OTHER POTENTIAL MARKERS VERSUS CORTISOL

In the current study, C-reactive protein could not distinguish between different severities of CAP as defined by the PSI and was not a significant independent predictor of CAP outcome, despite reports supporting its use as a marker for predicting disease severity in pneumonia patients. Dr. Christ-Crain and colleagues noted that “C-reactive protein is a rather nonspecific marker of acute-phase inflammation, and is thus subject to the influence of many other factors.” In addition, while interleukin-6 (IL-6) is a key stimulator of hepatic C-reactive protein release and may be a useful marker in determining CAP severity, the “measurement of plasma cytokines such as IL-6 is, however, a difficult and cumbersome process, partly because of the short plasma half-life and the presence of blocking factors,” the study authors stated.
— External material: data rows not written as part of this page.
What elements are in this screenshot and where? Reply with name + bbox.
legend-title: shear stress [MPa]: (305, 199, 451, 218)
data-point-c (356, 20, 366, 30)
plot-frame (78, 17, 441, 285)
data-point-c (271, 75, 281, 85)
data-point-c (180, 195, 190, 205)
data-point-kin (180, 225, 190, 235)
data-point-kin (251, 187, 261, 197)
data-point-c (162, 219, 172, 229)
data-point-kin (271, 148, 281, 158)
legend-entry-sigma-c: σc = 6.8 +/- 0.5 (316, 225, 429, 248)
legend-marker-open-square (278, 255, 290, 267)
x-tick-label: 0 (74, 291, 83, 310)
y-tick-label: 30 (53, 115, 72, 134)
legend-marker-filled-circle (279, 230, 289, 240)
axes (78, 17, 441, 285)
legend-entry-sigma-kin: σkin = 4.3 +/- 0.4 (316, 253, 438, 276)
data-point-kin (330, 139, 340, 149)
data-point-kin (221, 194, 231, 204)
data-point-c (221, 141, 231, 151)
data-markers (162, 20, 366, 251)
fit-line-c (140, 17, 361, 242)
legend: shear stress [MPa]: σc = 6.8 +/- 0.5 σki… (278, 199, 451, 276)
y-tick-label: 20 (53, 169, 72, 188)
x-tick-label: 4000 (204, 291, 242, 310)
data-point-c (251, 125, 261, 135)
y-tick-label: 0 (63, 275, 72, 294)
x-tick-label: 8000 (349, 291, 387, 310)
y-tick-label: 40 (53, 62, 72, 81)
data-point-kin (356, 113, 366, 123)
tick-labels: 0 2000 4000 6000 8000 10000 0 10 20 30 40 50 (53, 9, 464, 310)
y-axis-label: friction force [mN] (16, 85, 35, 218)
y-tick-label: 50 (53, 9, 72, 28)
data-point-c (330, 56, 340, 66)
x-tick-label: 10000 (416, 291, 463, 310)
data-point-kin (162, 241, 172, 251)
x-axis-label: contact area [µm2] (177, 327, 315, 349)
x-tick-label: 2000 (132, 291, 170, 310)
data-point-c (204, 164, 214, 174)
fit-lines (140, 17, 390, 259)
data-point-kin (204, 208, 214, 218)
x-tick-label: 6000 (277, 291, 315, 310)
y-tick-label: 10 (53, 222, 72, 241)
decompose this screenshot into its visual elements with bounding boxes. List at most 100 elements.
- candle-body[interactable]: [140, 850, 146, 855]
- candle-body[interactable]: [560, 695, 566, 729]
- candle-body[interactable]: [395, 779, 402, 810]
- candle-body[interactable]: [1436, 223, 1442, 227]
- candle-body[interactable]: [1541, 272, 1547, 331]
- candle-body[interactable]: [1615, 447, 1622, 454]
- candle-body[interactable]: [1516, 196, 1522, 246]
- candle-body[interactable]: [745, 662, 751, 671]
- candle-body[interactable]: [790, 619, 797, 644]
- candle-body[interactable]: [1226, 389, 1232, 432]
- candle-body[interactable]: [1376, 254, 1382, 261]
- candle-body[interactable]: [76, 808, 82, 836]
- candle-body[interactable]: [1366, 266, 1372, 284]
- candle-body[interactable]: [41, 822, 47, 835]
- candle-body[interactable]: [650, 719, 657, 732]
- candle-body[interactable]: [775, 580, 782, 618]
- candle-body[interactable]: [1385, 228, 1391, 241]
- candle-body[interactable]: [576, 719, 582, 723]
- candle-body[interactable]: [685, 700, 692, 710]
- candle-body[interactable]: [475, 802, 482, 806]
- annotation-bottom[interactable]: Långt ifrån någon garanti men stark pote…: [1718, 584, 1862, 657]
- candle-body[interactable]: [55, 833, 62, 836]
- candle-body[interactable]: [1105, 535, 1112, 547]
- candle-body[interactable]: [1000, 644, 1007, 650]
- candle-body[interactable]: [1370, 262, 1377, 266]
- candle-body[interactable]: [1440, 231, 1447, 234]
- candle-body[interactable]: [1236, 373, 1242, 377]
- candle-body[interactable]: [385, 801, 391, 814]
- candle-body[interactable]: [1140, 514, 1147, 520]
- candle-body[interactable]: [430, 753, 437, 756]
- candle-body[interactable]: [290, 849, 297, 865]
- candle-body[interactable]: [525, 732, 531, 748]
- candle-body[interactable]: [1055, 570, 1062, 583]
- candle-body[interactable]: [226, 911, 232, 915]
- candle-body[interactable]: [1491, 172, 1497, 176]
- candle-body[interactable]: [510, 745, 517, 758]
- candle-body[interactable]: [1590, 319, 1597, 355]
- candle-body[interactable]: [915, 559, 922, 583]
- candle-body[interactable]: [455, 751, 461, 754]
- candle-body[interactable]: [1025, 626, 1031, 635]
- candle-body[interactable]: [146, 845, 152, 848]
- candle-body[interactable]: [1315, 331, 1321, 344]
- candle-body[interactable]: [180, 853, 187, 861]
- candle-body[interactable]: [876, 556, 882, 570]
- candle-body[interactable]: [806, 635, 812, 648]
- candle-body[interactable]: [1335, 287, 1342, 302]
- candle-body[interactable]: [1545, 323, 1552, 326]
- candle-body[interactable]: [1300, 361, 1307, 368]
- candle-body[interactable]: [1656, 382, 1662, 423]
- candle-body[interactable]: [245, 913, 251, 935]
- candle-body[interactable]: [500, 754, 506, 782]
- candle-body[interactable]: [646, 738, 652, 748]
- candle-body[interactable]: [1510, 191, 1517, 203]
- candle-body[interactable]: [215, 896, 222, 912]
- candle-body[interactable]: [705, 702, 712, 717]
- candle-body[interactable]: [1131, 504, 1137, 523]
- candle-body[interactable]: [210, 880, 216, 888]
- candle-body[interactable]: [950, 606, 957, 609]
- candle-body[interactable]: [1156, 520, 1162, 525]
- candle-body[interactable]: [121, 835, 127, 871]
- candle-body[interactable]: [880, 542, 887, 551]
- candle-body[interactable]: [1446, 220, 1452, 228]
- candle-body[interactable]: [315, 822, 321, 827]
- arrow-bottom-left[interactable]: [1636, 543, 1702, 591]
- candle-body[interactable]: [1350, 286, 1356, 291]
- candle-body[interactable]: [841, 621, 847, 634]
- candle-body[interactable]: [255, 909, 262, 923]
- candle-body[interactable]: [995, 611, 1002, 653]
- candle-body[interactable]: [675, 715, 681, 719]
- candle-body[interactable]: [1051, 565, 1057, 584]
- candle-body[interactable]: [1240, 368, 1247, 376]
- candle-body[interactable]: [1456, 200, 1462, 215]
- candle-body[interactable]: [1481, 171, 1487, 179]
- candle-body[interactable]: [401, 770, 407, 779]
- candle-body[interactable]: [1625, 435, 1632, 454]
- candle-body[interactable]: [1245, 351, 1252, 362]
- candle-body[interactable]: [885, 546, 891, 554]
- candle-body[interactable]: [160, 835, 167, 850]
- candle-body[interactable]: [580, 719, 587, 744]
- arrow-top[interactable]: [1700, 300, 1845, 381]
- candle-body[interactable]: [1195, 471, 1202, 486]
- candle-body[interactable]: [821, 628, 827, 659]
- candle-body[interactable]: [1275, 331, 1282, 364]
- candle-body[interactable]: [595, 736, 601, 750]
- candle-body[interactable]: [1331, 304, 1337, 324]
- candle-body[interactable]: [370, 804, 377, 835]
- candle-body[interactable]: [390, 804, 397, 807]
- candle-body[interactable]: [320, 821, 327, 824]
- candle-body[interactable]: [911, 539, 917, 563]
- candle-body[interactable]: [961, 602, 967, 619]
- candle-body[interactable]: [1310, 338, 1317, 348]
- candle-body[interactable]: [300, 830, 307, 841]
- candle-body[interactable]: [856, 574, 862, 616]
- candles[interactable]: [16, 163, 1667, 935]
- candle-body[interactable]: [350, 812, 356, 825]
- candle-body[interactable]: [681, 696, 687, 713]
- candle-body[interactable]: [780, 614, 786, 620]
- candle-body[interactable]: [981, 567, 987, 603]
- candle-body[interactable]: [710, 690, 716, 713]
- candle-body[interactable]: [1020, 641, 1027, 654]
Although prior investigations have suggested that procalcitonin may serve as a useful marker of CAP disease severity, procalcitonin may be better as a diagnostic tool rather than as a prognostic instrument, the researchers said. As evidenced by current findings, however, total cortisol could function as a new indicator for high-risk CAP patients by allowing them to be targeted for more intensive therapy.

“As the combination of cortisol measurement and the PSI score tended to have an even higher prognostic accuracy, it is advisable to use several clinical and laboratory parameters, which may mirror different physiologic aspects, in the complex task of prognostic assessment and treatment decisions,” the investigators pointed out. Dr. Christ-Crain told Pulmonary Reviews that “intervention studies are needed to evaluate cortisol as a prognostic marker in pneumonia, [such as] to investigate whether cortisol can be used to guide hospitalization, ICU admission, or health care consumption.”

—John Merriman

Reference
Christ-Crain M, Stolz D, Jutla S, et al. Free and total cortisol levels as predictors of severity and outcome in community-acquired pneumonia. Am J Respir Crit Care Med. 2007;176(9):913-920.
Christ-Crain M, Morgenthaler NG, Stolz D, et al. Pro-adrenomedullin to predict severity and outcome in community-acquired pneumonia. Crit Care. 2006;10(3):R96.
Ewig S, de Roux A, Bauer T, et al. Validation of predictive rules and indices of severity for community acquired pneumonia. Thorax. 2004;59(5):421-427.
Masiá M, Gutiérrez F, Shum C, et al. Usefulness of procalcitonin levels in community-acquired pneumonia according to the patients outcome research team pneumonia severity index. Chest. 2005;128(4):2223-2229.
Müller B, Harbarth S, Stolz D. Diagnostic and prognostic accuracy of clinical and laboratory parameters in community-acquired pneumonia. BMC Infect Dis. 2007;7:10.